Wenn man eine Gleichheit der Katholikenzahlen erreichen will, könnte das erreicht werden, wenn die Pfarrgruppe Petersberg zur Nord-Pfarrei gerechnet würde. Dies würde aber nicht dem Wunsch der Christen vor Ort entsprechen und die Verkehrswege, Verbandsgemeindegrenze und Orientierung der Bevölkerung unberücksichtigt lassen. Das Dekanatsprojektteam sieht keine andere Möglichkeit, die Katholikenzahl gleich aufzuteilen, wenn man die Verbindungen der bisherigen Pfarrgruppen belassen will. Der Vorteil der schon bestehenden Zusammenarbeit wird höher eingeschätzt als die Ungleichheit der Katholikenzahl.

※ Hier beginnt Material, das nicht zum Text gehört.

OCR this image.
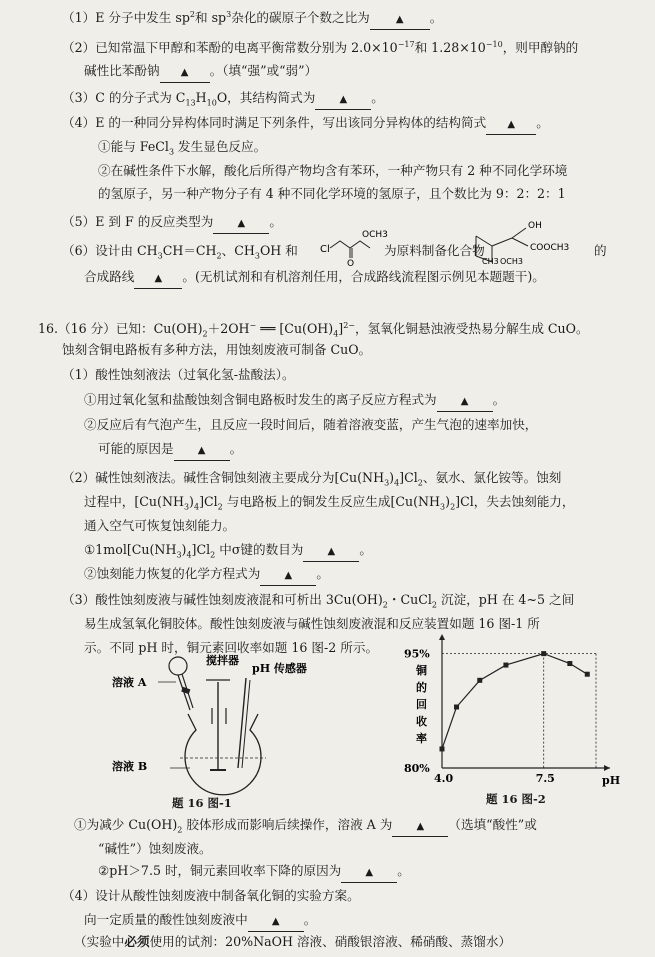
（1）E 分子中发生 $sp^2$和 $sp^3$杂化的碳原子个数之比为	▲ 。
（2）已知常温下甲醇和苯酚的电离平衡常数分别为 $2.0\times 10^{-17}$和 $1.28\times 10^{-10}$，则甲醇钠的
碱性比苯酚钠 ▲ 。（填“强”或“弱”）
（3）C 的分子式为 $C_{13}H_{10}O$，其结构简式为 ▲ 。
（4）E 的一种同分异构体同时满足下列条件，写出该同分异构体的结构简式 ▲ 。
①能与 FeCl$_3$ 发生显色反应。
②在碱性条件下水解，酸化后所得产物均含有苯环，一种产物只有 2 种不同化学环境
的氢原子，另一种产物分子有 4 种不同化学环境的氢原子，且个数比为 9：2：2：1
（5）E 到 F 的反应类型为 ▲ 。
（6）设计由 $CH_3CH=CH_2$、$CH_3OH$ 和 Cl
O
OCH3
为原料制备化合物
OH
COOCH3
CH3 OCH3
的
合成路线 ▲ 。(无机试剂和有机溶剂任用，合成路线流程图示例见本题题干)。
16.（16 分）已知：$Cu(OH)_2+2OH^-$ ══ $[Cu(OH)_4]^{2-}$，氢氧化铜悬浊液受热易分解生成 CuO。
蚀刻含铜电路板有多种方法，用蚀刻废液可制备 CuO。
（1）酸性蚀刻液法（过氧化氢-盐酸法）。
①用过氧化氢和盐酸蚀刻含铜电路板时发生的离子反应方程式为 ▲ 。
②反应后有气泡产生，且反应一段时间后，随着溶液变蓝，产生气泡的速率加快，
可能的原因是 ▲ 。
（2）碱性蚀刻液法。碱性含铜蚀刻液主要成分为$[Cu(NH_3)_4]Cl_2$、氨水、氯化铵等。蚀刻
过程中，$[Cu(NH_3)_4]Cl_2$ 与电路板上的铜发生反应生成$[Cu(NH_3)_2]Cl$，失去蚀刻能力，
通入空气可恢复蚀刻能力。
$①1mol[Cu(NH_3)_4]Cl_2$ 中σ键的数目为 ▲ 。
②蚀刻能力恢复的化学方程式为 ▲ 。
（3）酸性蚀刻废液与碱性蚀刻废液混和可析出 $3Cu(OH)_2$・CuCl$_2$ 沉淀，pH 在 4~5 之间
易生成氢氧化铜胶体。酸性蚀刻废液与碱性蚀刻废液混和反应装置如题 16 图-1 所
示。不同 pH 时，铜元素回收率如题 16 图-2 所示。
搅拌器
pH 传感器
溶液 A
溶液 B
题 16 图-1
95%
80%
4.0	7.5	pH
铜
的
回
收
率
题 16 图-2
①为减少 $Cu(OH)_2$ 胶体形成而影响后续操作，溶液 A 为 ▲ （选填“酸性”或
“碱性”）蚀刻废液。
②pH＞7.5 时，铜元素回收率下降的原因为 ▲ 。
（4）设计从酸性蚀刻废液中制备氧化铜的实验方案。
向一定质量的酸性蚀刻废液中 ▲ 。
（实验中必须使用的试剂：20%NaOH 溶液、硝酸银溶液、稀硝酸、蒸馏水）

  1. Viele Kirchen und Orte

Das Gegenargument, dass in der vorgeschlagenen Südpfarrei deutlich mehr Orte und mehr Kirchen sind, hat seine Berechtigung. Allerdings kann das Dekanatsprojektteam auch hier keine bessere Lösung vorschlagen, wenn die oben bezeichneten Kriterien ausschlaggebend sein sollen.

Kirche der Zukunft

Hier wird deutlich, dass es für den Pastoralen Weg eine Veränderung unserer Vorstellung von Kirche braucht. Künftig werden die Menschen in ihren Orten (Gemeinden) mehr selbstständig tun können. Die Zukunft der Kirche vor Ort wird geprägt sein von Menschen, die sich für etwas engagieren wollen. Aufgrund der Größe der künftigen Pfarrei werden vielfältige Angebote, Veranstaltungen, Gottesdienste, Gruppen und Kreise möglich sein. Die Pfarrei der Zukunft wird aus lebendigen Gemeinde bestehen, in den Christen ihren Glauben bewusst leben, teilen und weitergeben. Das christliche Glaubensleben findet mitten in der Stadt oder mitten im Dorf statt mit allen und für alle Menschen.